Because I was the caretaker. Because I told him that procedure was his best and probably only hope for any kind of image of his back for at least six months, or however long it would take him to lose 50 more pounds so he could get a MRI. But we made that decision together,and I didn't hold a gun to his head. In the end, he made the call.

When I think of how terrified he must have been, and how horrifying it must have been, and how alone he must have felt, because I wasn't there when it happened, and they couldn't get a hold of me because I forgot my shitty plastic Fisher Price cell phone at home, it hurts so fucking much. So he was surrounded by strangers and probably confused and probably just out of his mind afraid. Because things were supposed to be getting better, and this was decidedly not better, this was pretty much the king of bad hoodoo. And he was only thirty five goddamn years old.

So sometimes, when I get asked how I'm doing, I just want to say: For a long long time, I've been in pieces. In the corner of a room, in an endless afternoon. And there is a way down
that I wish I had not found: you just split yourself in two; one for them, and one for you. All the words I mean to say, they never come out the right way. And there are things that I could tell you, but they'll never come out the right way. And there are sides that I could show you, but they'll never come out the right way. Cause I've been in pieces.

But it'll be okay. I'm okay, really, it's just that sometimes it hurts, and sometimes it hurts really bad. But I don't dwell on it, except in those moments when it overwhelms me. But, on the whole, despite the best efforts of politicians, terrorists and my own memories, life is good. Not great, but good. And I'm fine, it's just that I've been in pieces, and I think I've found them all, but it takes time to put them all back together.

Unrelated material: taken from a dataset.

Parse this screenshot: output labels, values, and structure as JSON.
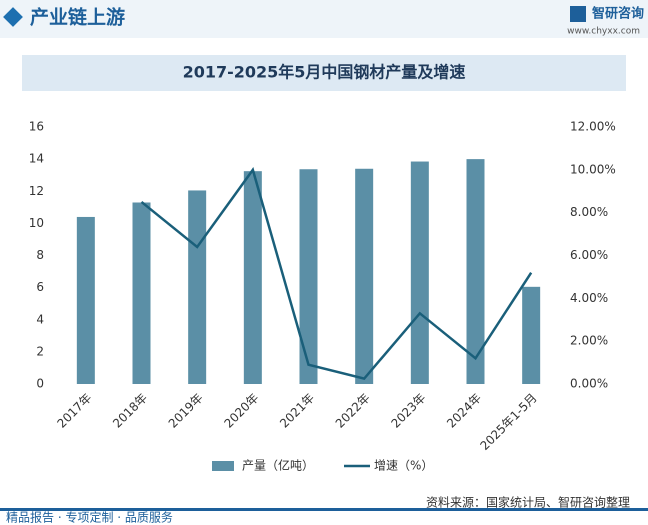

The problems is, you never get them back together in the same way they were arranged before, and so you're just not the same person you were before. Things are... different. They just are, and you can never, ever be that person again.

Also, I don't want to "get over" Dan's death, because getting over it implies that it had no meaning, and that he had no meaning, and that he as a person was in some way not worth knowing, or loving, or remembering, or being hurt by losing him. And none of those things are true.

How do you get over losing the one you love? You don't. You learn to fucking handle it and get on with life. You just suck it up. And every day I get up and do it all over again.